As of Aug. 8, 2024, two Del Norte County minors were in custody in Humboldt County and one was in custody in Shasta County, Reyman told the Outpost. He said those numbers are pretty low.
Reyman said there are 14 youth under formal court-ordered supervision with his department.

Since transitioning to the Youth Opportunity Center, Reyman said his staff have been conducting walkthroughs with youth and families to let them know how the center could help them.

“Once a kid and a parent agrees that they want to participate, we sit down and work out a case plan of what they’re struggling with, what we are offering and how we can help them connect with some positive things that might address those issues,” he said. “We had the first [family] fully sit down and go through and put down a case plan this last week.”

Reyman said his office has received more than 150 referrals from Del Norte Unified School District as a result of the truancy prevention work it does.
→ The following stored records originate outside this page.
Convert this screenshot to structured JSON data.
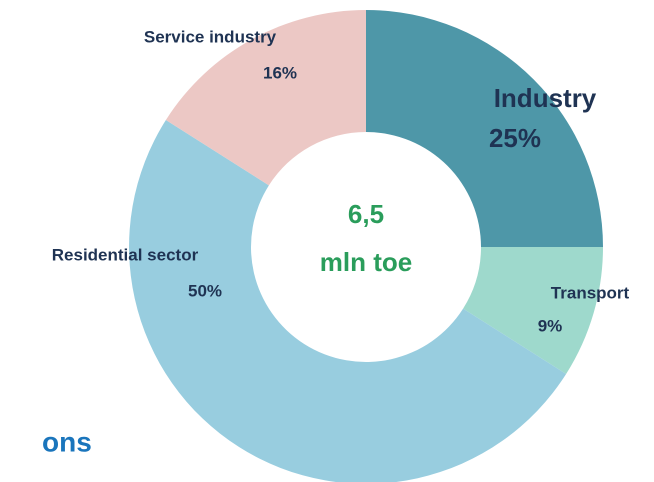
{
  "chart_data": {
    "type": "donut",
    "categories": [
      "Industry",
      "Transport",
      "Residential sector",
      "Service industry"
    ],
    "values": [
      25,
      9,
      50,
      16
    ],
    "value_labels": [
      "25%",
      "9%",
      "50%",
      "16%"
    ],
    "colors": [
      "#4e97a8",
      "#9ed9cc",
      "#98cddf",
      "#ecc8c5"
    ],
    "center_label": [
      "6,5",
      "mln toe"
    ],
    "annotation": "ons"
  }
}
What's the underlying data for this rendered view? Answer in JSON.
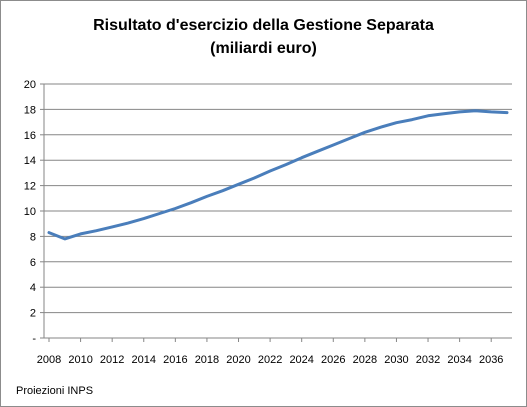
{
  "chart_data": {
    "type": "line",
    "title_lines": [
      "Risultato d'esercizio della Gestione Separata",
      "(miliardi euro)"
    ],
    "x_tick_labels": [
      "2008",
      "2010",
      "2012",
      "2014",
      "2016",
      "2018",
      "2020",
      "2022",
      "2024",
      "2026",
      "2028",
      "2030",
      "2032",
      "2034",
      "2036"
    ],
    "y_tick_labels": [
      "-",
      "2",
      "4",
      "6",
      "8",
      "10",
      "12",
      "14",
      "16",
      "18",
      "20"
    ],
    "ylim": [
      0,
      20
    ],
    "xlim": [
      2008,
      2037
    ],
    "grid": true,
    "legend": "none",
    "series": [
      {
        "color": "#4a7ebb",
        "x": [
          2008,
          2009,
          2010,
          2011,
          2012,
          2013,
          2014,
          2015,
          2016,
          2017,
          2018,
          2019,
          2020,
          2021,
          2022,
          2023,
          2024,
          2025,
          2026,
          2027,
          2028,
          2029,
          2030,
          2031,
          2032,
          2033,
          2034,
          2035,
          2036,
          2037
        ],
        "values": [
          8.3,
          7.8,
          8.2,
          8.45,
          8.75,
          9.05,
          9.4,
          9.8,
          10.2,
          10.65,
          11.15,
          11.6,
          12.1,
          12.6,
          13.15,
          13.65,
          14.2,
          14.7,
          15.2,
          15.7,
          16.2,
          16.6,
          16.95,
          17.2,
          17.5,
          17.65,
          17.8,
          17.9,
          17.8,
          17.75
        ]
      }
    ],
    "source_note": "Proiezioni INPS"
  }
}
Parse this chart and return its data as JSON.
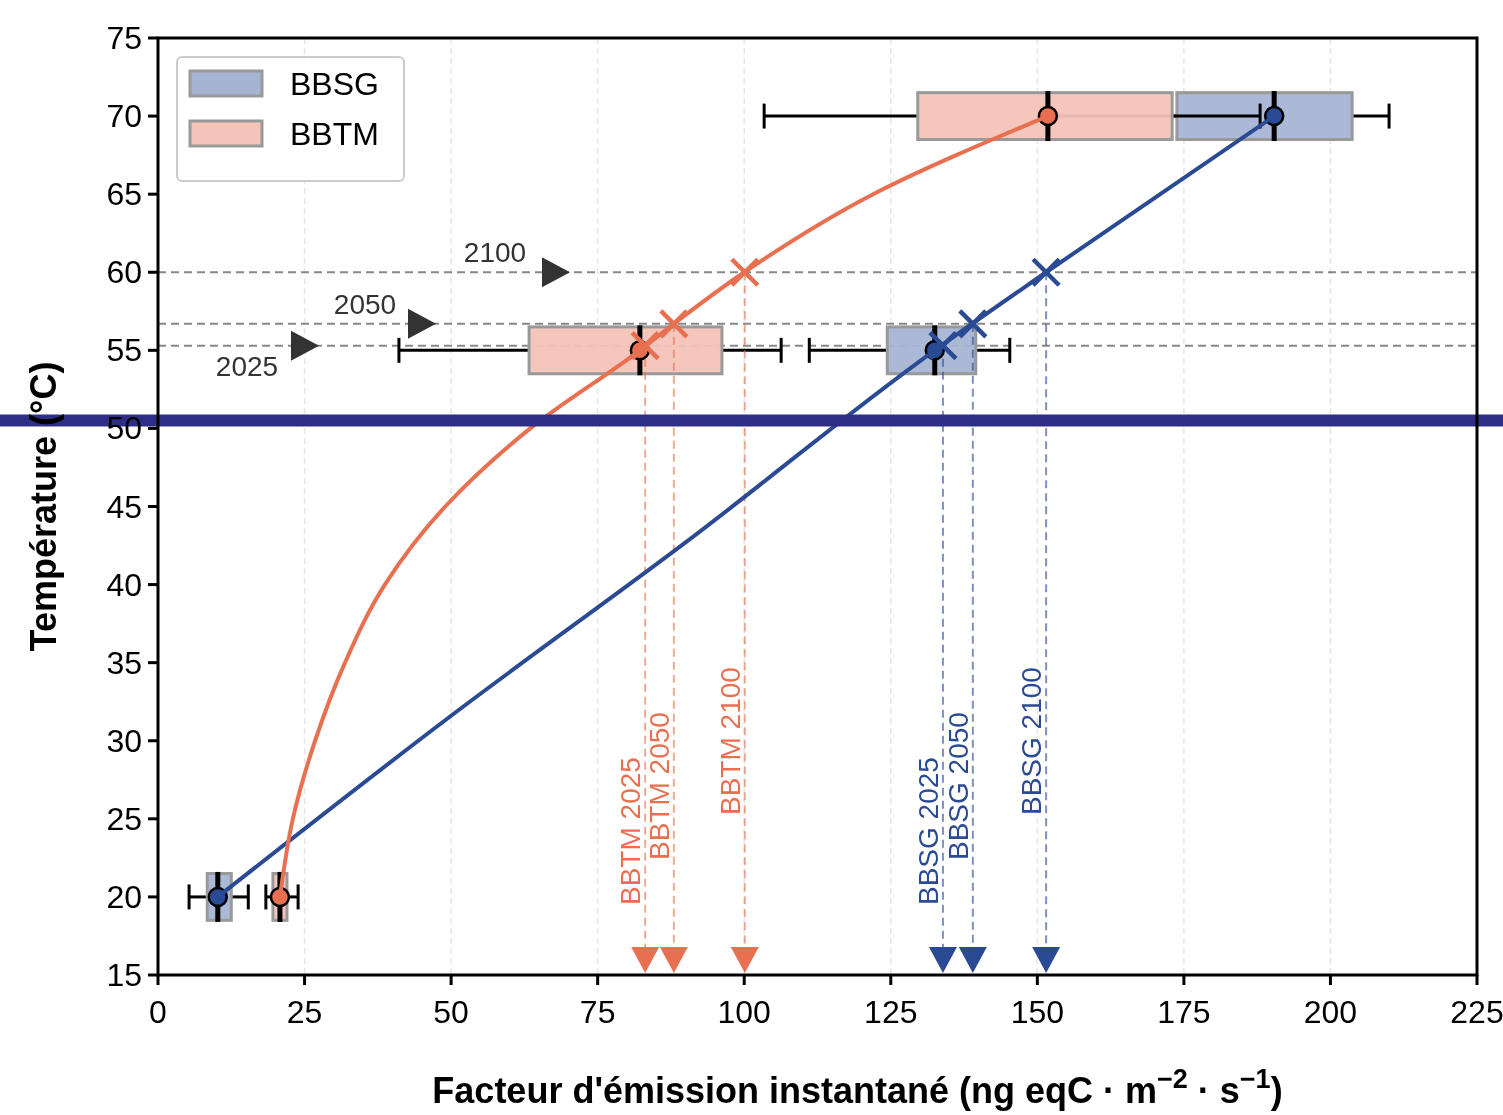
{
  "chart_data": {
    "type": "line",
    "orientation": "horizontal",
    "xlabel": "Facteur d'émission instantané (ng eqC · m$^{−2}$ · s$^{−1}$)",
    "ylabel": "Température (°C)",
    "xlim": [
      0,
      225
    ],
    "xticks": [
      0,
      25,
      50,
      75,
      100,
      125,
      150,
      175,
      200,
      225
    ],
    "ylim": [
      15,
      75
    ],
    "yticks": [
      15,
      20,
      25,
      30,
      35,
      40,
      45,
      50,
      55,
      60,
      65,
      70,
      75
    ],
    "grid": "x",
    "legend": "top left",
    "annotations": [
      {
        "text": "2025",
        "y": 55.3
      },
      {
        "text": "2050",
        "y": 56.7
      },
      {
        "text": "2100",
        "y": 60
      }
    ],
    "series": [
      {
        "name": "BBSG",
        "type": "box",
        "color": "#a6b4d4",
        "x": [
          20,
          55,
          70
        ],
        "boxes": [
          {
            "low": 5.3,
            "q1": 8.4,
            "median": 10.2,
            "q3": 12.5,
            "high": 15.4,
            "mean": 10.2
          },
          {
            "low": 111.1,
            "q1": 124.4,
            "median": 132.5,
            "q3": 139.5,
            "high": 145.3,
            "mean": 132.5
          },
          {
            "low": 152,
            "q1": 173.8,
            "median": 190.4,
            "q3": 203.7,
            "high": 210,
            "mean": 190.4
          }
        ]
      },
      {
        "name": "BBTM",
        "type": "box",
        "color": "#f4c4b8",
        "x": [
          20,
          55,
          70
        ],
        "boxes": [
          {
            "low": 18.4,
            "q1": 19.6,
            "median": 20.8,
            "q3": 22,
            "high": 23.9,
            "mean": 20.8
          },
          {
            "low": 41.1,
            "q1": 63.3,
            "median": 82.2,
            "q3": 96.2,
            "high": 106.3,
            "mean": 82.2
          },
          {
            "low": 103.4,
            "q1": 129.6,
            "median": 151.8,
            "q3": 173,
            "high": 188,
            "mean": 151.8
          }
        ]
      },
      {
        "color": "#2a4a94",
        "x": [
          20,
          31.6,
          42.7,
          55,
          60,
          70
        ],
        "values": [
          10.2,
          50,
          90,
          132.5,
          151.5,
          190.4
        ]
      },
      {
        "color": "#e87050",
        "x": [
          20,
          25,
          30,
          35,
          40,
          45,
          50,
          55,
          56.7,
          60,
          65,
          70
        ],
        "values": [
          20.8,
          23,
          26.8,
          31.9,
          38.7,
          49,
          63.5,
          82.2,
          88,
          100,
          122,
          151.8
        ]
      },
      {
        "type": "scatter",
        "color": "#2a4a94",
        "marker": "cross",
        "x": [
          55.3,
          56.7,
          60
        ],
        "values": [
          133.9,
          139,
          151.5
        ]
      },
      {
        "type": "scatter",
        "color": "#e87050",
        "marker": "cross",
        "x": [
          55.3,
          56.7,
          60
        ],
        "values": [
          83.1,
          88,
          100.1
        ]
      }
    ],
    "ref_lines": [
      {
        "axis": "y",
        "value": 55.3,
        "color": "#888888",
        "line_style": "dashed"
      },
      {
        "axis": "y",
        "value": 56.7,
        "color": "#888888",
        "line_style": "dashed"
      },
      {
        "axis": "y",
        "value": 60,
        "color": "#888888",
        "line_style": "dashed"
      },
      {
        "axis": "y",
        "value": 50.5,
        "color": "#2e2e86",
        "line_style": "solid"
      },
      {
        "axis": "x",
        "value": 83.1,
        "label": "BBTM 2025",
        "color": "#e87050",
        "line_style": "dashed"
      },
      {
        "axis": "x",
        "value": 88,
        "label": "BBTM 2050",
        "color": "#e87050",
        "line_style": "dashed"
      },
      {
        "axis": "x",
        "value": 100.1,
        "label": "BBTM 2100",
        "color": "#e87050",
        "line_style": "dashed"
      },
      {
        "axis": "x",
        "value": 133.9,
        "label": "BBSG 2025",
        "color": "#2a4a94",
        "line_style": "dashed"
      },
      {
        "axis": "x",
        "value": 139,
        "label": "BBSG 2050",
        "color": "#2a4a94",
        "line_style": "dashed"
      },
      {
        "axis": "x",
        "value": 151.5,
        "label": "BBSG 2100",
        "color": "#2a4a94",
        "line_style": "dashed"
      }
    ]
  }
}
If a child is struggling with attendance, he said, they’re able to make up any work they’re missing at the Youth Opportunity Center.

“We’ve been contacting families, contacting kids,” he said. “We’re starting to see some fruit bloom out of that, which is cool.”

According to Anderson, one challenge he and his colleagues have been working to overcome is the idea that a person’s child has to be in trouble with the law to participate in programs at the Youth Opportunity Center. He acknowledged that after nearly a year of operating, the center had its first parent and youth voluntarily commit to a case plan. But there have been more since then, he said.

Developing a case plan involves asking the parent and the youth to open up about what it is they think they need the most, whether it’s working through a trauma in the family or offering positive social engagement.

“When you’re dealing with a kid in an institution, it’s all about heavy programming. It’s like these are what you’re doing while you’re in here, but at the heart of that is building a great rapport with those kids so you can help steer them in a good direction,” Anderson said. “Here, I don’t feel like it’s a big leap. We’re dealing with them outside of custody and I feel like that can build a better rapport because there’s not this authoritative, ‘You have to do what I’m telling you to.’”

Just before transitioning to the Youth Opportunity Center, Reyman told supervisors that involved making cosmetic changes to the building. Nearly a year later, those cosmetic changes are still materializing.

The Probation Department is working on a request for bids for a project manager to oversee a new paint job, lay down new flooring and install new doors, Anderson said. New landscaping is planned for the building’s exterior; this includes planting new apple trees and succulents, Anderson said.

And since no one’s staying in what had been the facility’s residential units, building and maintenance is tackling issues “that you couldn’t address while you’re dealing with the population in there,” Anderson said.

“Showers are being repainted, floors are being redone, plumbing, ventilation, stuff like that to keep it up and running,” he said. “It’s still a county building. We still need to maintain it and make sure it’s functional even if it’s not being used to its original design.”